13. Advanced Client Features

Missing Components:

  • Sophisticated caching strategies
  • Request batching
  • Circuit breaker patterns (noted as bypassed)
  • Usage tracking and cost monitoring

🏛️ Elixact Integration: Bridge Limitations

14. Dynamic Schema Generation: Architectural Challenge

Status: ⚠️ Partially implemented but limited Critical Gap: Cannot create Elixact schemas at runtime equivalent to DSPy’s create_model()

Current Limitation:

# DSPEx can only do this at compile time via macros
defmodule MySchema do
  use Elixact
  schema do
    field :question, :string
    field :answer, :string
  end
end

Required Capability:

# Need runtime schema generation for dynamic optimizations
schema_module = DSPEx.Signature.Elixact.create_runtime_schema(
  signature, 
  additional_fields: %{confidence: :float}
)

15. Type System Integration

Gaps:

  • Limited type inference from field names
  • No custom type validation
  • Missing constraint propagation
  • Incomplete JSON schema generation

🎯 Priority Matrix for Core Gaps

ComponentSeverityImplementation EffortDSPy UsageStatus
SIMBA Program Selection FixCRITICALLOWHIGH❌ Blocking
Chain of ThoughtCRITICALMEDIUMVERY HIGH❌ Missing
Dynamic Signature CreationHIGHHIGHHIGH❌ Missing
Program Module DiscoveryHIGHMEDIUMHIGH❌ Missing
Structured Output ParsingHIGHMEDIUMHIGH⚠️ Basic
ReAct ImplementationMEDIUMHIGHMEDIUM❌ Missing
Advanced Demo ManagementMEDIUMMEDIUMHIGH⚠️ Basic
Evaluation MetricsMEDIUMMEDIUMMEDIUM⚠️ Basic

📋 Implementation Roadmap

Phase 1: Critical Core Fixes (2-3 weeks)

  1. Fix SIMBA program selection algorithm - Replace fixed scores with real performance tracking
  2. Implement Chain of Thought - Most essential reasoning pattern
  3. Enhance structured output parsing - Better field extraction

Phase 2: Dynamic Capabilities (4-6 weeks)

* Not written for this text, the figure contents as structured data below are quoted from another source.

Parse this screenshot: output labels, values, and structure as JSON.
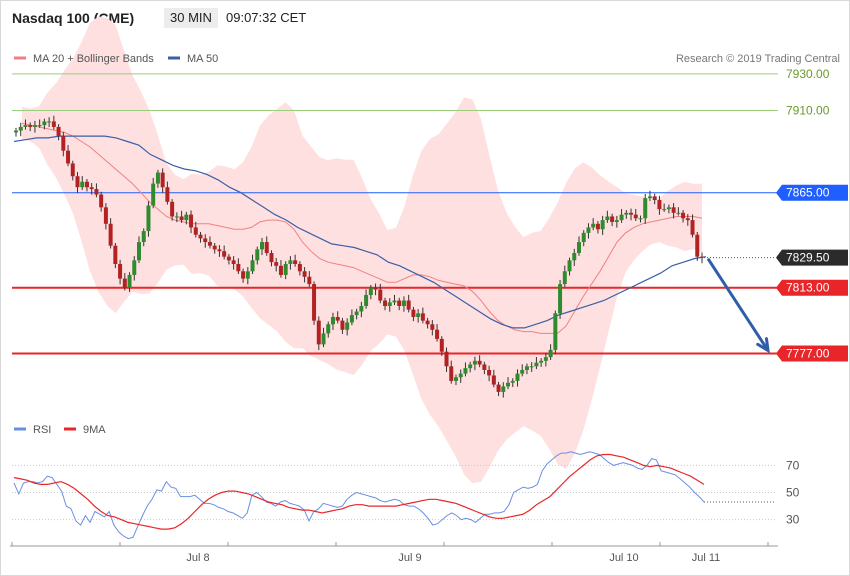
{
  "header": {
    "instrument": "Nasdaq 100 (CME)",
    "timeframe": "30 MIN",
    "time": "09:07:32 CET"
  },
  "price_legend": [
    {
      "name": "MA 20 + Bollinger Bands",
      "color": "#f08080"
    },
    {
      "name": "MA 50",
      "color": "#3a5fa8"
    }
  ],
  "rsi_legend": [
    {
      "name": "RSI",
      "color": "#6a8fe0"
    },
    {
      "name": "9MA",
      "color": "#e8262a"
    }
  ],
  "copyright": "Research © 2019 Trading Central",
  "colors": {
    "up": "#2e8b2e",
    "down": "#b22222",
    "band_fill": "#ffe0e0",
    "ma20": "#f08080",
    "ma50": "#3a5fa8",
    "support": "#e8262a",
    "resistance_green": "#9acd7a",
    "pivot_blue": "#1f5fff",
    "arrow": "#2f5ea8"
  },
  "chart_data": [
    {
      "type": "candlestick",
      "y_axis_side": "right",
      "ylim": [
        7745,
        7942
      ],
      "x_ticks": [
        "Jul 8",
        "Jul 9",
        "Jul 10",
        "Jul 11"
      ],
      "horizontal_levels": [
        {
          "value": 7930.0,
          "label": "7930.00",
          "style": "green-line"
        },
        {
          "value": 7910.0,
          "label": "7910.00",
          "style": "green-line"
        },
        {
          "value": 7865.0,
          "label": "7865.00",
          "style": "blue-line"
        },
        {
          "value": 7813.0,
          "label": "7813.00",
          "style": "red-line"
        },
        {
          "value": 7777.0,
          "label": "7777.00",
          "style": "red-line"
        }
      ],
      "last_price": {
        "value": 7829.5,
        "label": "7829.50"
      },
      "candles_close": [
        7899.0,
        7901.0,
        7902.0,
        7901.0,
        7902.0,
        7902.0,
        7904.0,
        7904.0,
        7901.0,
        7896.0,
        7888.0,
        7881.0,
        7874.0,
        7868.0,
        7871.0,
        7868.0,
        7867.0,
        7864.0,
        7857.0,
        7848.0,
        7836.0,
        7826.0,
        7818.0,
        7813.0,
        7820.0,
        7828.0,
        7838.0,
        7844.0,
        7858.0,
        7870.0,
        7876.0,
        7868.0,
        7860.0,
        7852.0,
        7852.0,
        7850.0,
        7853.0,
        7846.0,
        7842.0,
        7840.0,
        7838.0,
        7836.0,
        7834.0,
        7833.0,
        7830.0,
        7828.0,
        7826.0,
        7822.0,
        7818.0,
        7822.0,
        7828.0,
        7834.0,
        7838.0,
        7832.0,
        7827.0,
        7825.0,
        7820.0,
        7826.0,
        7828.0,
        7826.0,
        7822.0,
        7819.0,
        7815.0,
        7795.0,
        7782.0,
        7788.0,
        7793.0,
        7797.0,
        7795.0,
        7790.0,
        7794.0,
        7798.0,
        7800.0,
        7803.0,
        7809.0,
        7813.0,
        7812.0,
        7806.0,
        7803.0,
        7805.0,
        7806.0,
        7803.0,
        7806.0,
        7801.0,
        7797.0,
        7799.0,
        7795.0,
        7793.0,
        7790.0,
        7785.0,
        7778.0,
        7770.0,
        7762.0,
        7764.0,
        7766.0,
        7769.0,
        7771.0,
        7773.0,
        7771.0,
        7768.0,
        7765.0,
        7760.0,
        7756.0,
        7759.0,
        7761.0,
        7762.0,
        7766.0,
        7768.0,
        7770.0,
        7770.0,
        7772.0,
        7773.0,
        7775.0,
        7779.0,
        7799.0,
        7815.0,
        7822.0,
        7828.0,
        7832.0,
        7838.0,
        7843.0,
        7846.0,
        7848.0,
        7845.0,
        7850.0,
        7852.0,
        7849.0,
        7850.0,
        7853.0,
        7854.0,
        7853.0,
        7851.0,
        7851.0,
        7862.0,
        7863.0,
        7861.0,
        7856.0,
        7856.0,
        7857.0,
        7854.0,
        7854.0,
        7851.0,
        7850.0,
        7842.0,
        7830.0,
        7829.5
      ],
      "ma20_line": [
        7903.0,
        7902.0,
        7901.0,
        7900.0,
        7899.0,
        7898.0,
        7896.0,
        7893.0,
        7890.0,
        7886.0,
        7882.0,
        7878.0,
        7874.0,
        7870.0,
        7865.0,
        7860.0,
        7856.0,
        7852.0,
        7850.0,
        7849.0,
        7848.0,
        7848.0,
        7848.0,
        7847.0,
        7846.0,
        7845.0,
        7845.0,
        7846.0,
        7849.0,
        7850.0,
        7850.0,
        7849.0,
        7845.0,
        7838.0,
        7833.0,
        7829.0,
        7827.0,
        7826.0,
        7825.0,
        7824.0,
        7822.0,
        7820.0,
        7818.0,
        7816.0,
        7816.0,
        7818.0,
        7820.0,
        7820.0,
        7819.0,
        7817.0,
        7816.0,
        7815.0,
        7814.0,
        7811.0,
        7806.0,
        7800.0,
        7795.0,
        7792.0,
        7790.0,
        7789.0,
        7789.0,
        7788.0,
        7788.0,
        7788.0,
        7792.0,
        7800.0,
        7808.0,
        7815.0,
        7822.0,
        7830.0,
        7838.0,
        7843.0,
        7846.0,
        7848.0,
        7849.0,
        7850.0,
        7851.0,
        7852.0,
        7852.0,
        7852.0,
        7851.0
      ],
      "ma50_line": [
        7893.0,
        7894.0,
        7895.0,
        7895.0,
        7896.0,
        7896.0,
        7896.0,
        7896.0,
        7896.0,
        7895.0,
        7893.0,
        7891.0,
        7886.0,
        7883.0,
        7880.0,
        7878.0,
        7877.0,
        7875.0,
        7872.0,
        7868.0,
        7865.0,
        7861.0,
        7857.0,
        7853.0,
        7850.0,
        7846.0,
        7843.0,
        7840.0,
        7837.0,
        7836.0,
        7835.0,
        7833.0,
        7831.0,
        7827.0,
        7825.0,
        7822.0,
        7819.0,
        7816.0,
        7812.0,
        7808.0,
        7804.0,
        7800.0,
        7796.0,
        7793.0,
        7791.0,
        7791.0,
        7793.0,
        7795.0,
        7798.0,
        7800.0,
        7802.0,
        7804.0,
        7806.0,
        7809.0,
        7812.0,
        7815.0,
        7818.0,
        7821.0,
        7825.0,
        7827.0,
        7829.0,
        7830.0
      ],
      "forecast_arrow": {
        "from": 7830.0,
        "to": 7777.0
      }
    },
    {
      "type": "line",
      "name": "RSI",
      "ylim": [
        15,
        85
      ],
      "y_ticks": [
        70,
        50,
        30
      ],
      "series": [
        {
          "name": "RSI",
          "values": [
            57,
            49,
            57,
            58,
            58,
            57,
            58,
            62,
            61,
            56,
            51,
            40,
            38,
            29,
            26,
            33,
            28,
            36,
            34,
            32,
            36,
            26,
            21,
            18,
            16,
            17,
            25,
            33,
            40,
            45,
            52,
            51,
            58,
            54,
            53,
            47,
            47,
            47,
            48,
            45,
            42,
            42,
            41,
            39,
            38,
            36,
            35,
            33,
            31,
            35,
            48,
            50,
            47,
            43,
            42,
            40,
            43,
            44,
            42,
            41,
            40,
            37,
            29,
            36,
            38,
            42,
            41,
            40,
            39,
            40,
            45,
            48,
            50,
            49,
            48,
            47,
            46,
            44,
            43,
            44,
            45,
            44,
            41,
            40,
            40,
            38,
            35,
            31,
            26,
            27,
            30,
            33,
            35,
            33,
            30,
            31,
            30,
            28,
            31,
            34,
            34,
            35,
            35,
            36,
            41,
            50,
            52,
            54,
            53,
            54,
            56,
            66,
            71,
            74,
            77,
            79,
            79,
            80,
            79,
            78,
            79,
            80,
            79,
            78,
            75,
            72,
            70,
            71,
            72,
            71,
            70,
            68,
            67,
            70,
            75,
            74,
            66,
            65,
            64,
            63,
            60,
            57,
            54,
            50,
            47,
            43
          ],
          "color": "#6a8fe0"
        },
        {
          "name": "9MA",
          "values": [
            61,
            60,
            59,
            57,
            56,
            56,
            57,
            58,
            56,
            53,
            49,
            45,
            40,
            36,
            33,
            32,
            30,
            28,
            27,
            26,
            25,
            24,
            23,
            23,
            24,
            27,
            31,
            36,
            41,
            45,
            48,
            50,
            51,
            51,
            50,
            49,
            47,
            45,
            43,
            42,
            41,
            39,
            38,
            37,
            37,
            36,
            35,
            36,
            37,
            38,
            40,
            41,
            41,
            40,
            40,
            40,
            40,
            40,
            41,
            42,
            43,
            44,
            45,
            45,
            44,
            43,
            42,
            40,
            38,
            36,
            34,
            32,
            31,
            31,
            32,
            33,
            34,
            37,
            41,
            44,
            47,
            52,
            57,
            62,
            66,
            70,
            74,
            77,
            78,
            78,
            77,
            76,
            74,
            72,
            70,
            69,
            70,
            69,
            68,
            66,
            64,
            62,
            59,
            56
          ],
          "color": "#e8262a"
        }
      ]
    }
  ]
}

  1. Dynamic signature creation - Runtime signature generation via Code.eval_string
  2. Program module discovery - Automatic sub-program detection
  3. Advanced demo management - Intelligent demo selection and validation

Phase 3: Advanced Reasoning (6-8 weeks)

  1. ReAct implementation - Tool-enabled reasoning loops
  2. Multi-chain comparison - Multiple reasoning path evaluation
  3. Program composition patterns - High-level program building

Phase 4: Ecosystem Completion (4-6 weeks)

  1. Provider ecosystem expansion - Additional LLM providers
  2. Advanced evaluation metrics - Semantic similarity, BLEU/ROUGE
  3. Production features - Enhanced caching, monitoring, error handling

🎯 Success Criteria

Core Functionality Parity:

  • Chain of Thought reasoning works reliably
  • SIMBA optimization actually improves program performance
  • Dynamic signature creation enables runtime adaptability
  • Structured output parsing handles complex responses

Developer Experience Parity:

  • Programs can be composed as easily as in DSPy
  • Teleprompter optimization is transparent and effective
  • Error messages are clear and actionable
  • Performance matches or exceeds DSPy

Production Readiness:

  • All core tests pass consistently
  • Performance is predictable under load
  • Error handling is comprehensive
  • Telemetry provides actionable insights

This analysis shows that while DSPEx has an excellent foundation, significant work remains to achieve full DSPy parity. The focus should be on fixing critical algorithmic bugs, implementing essential missing patterns, and building dynamic capabilities that enable runtime adaptation and optimization.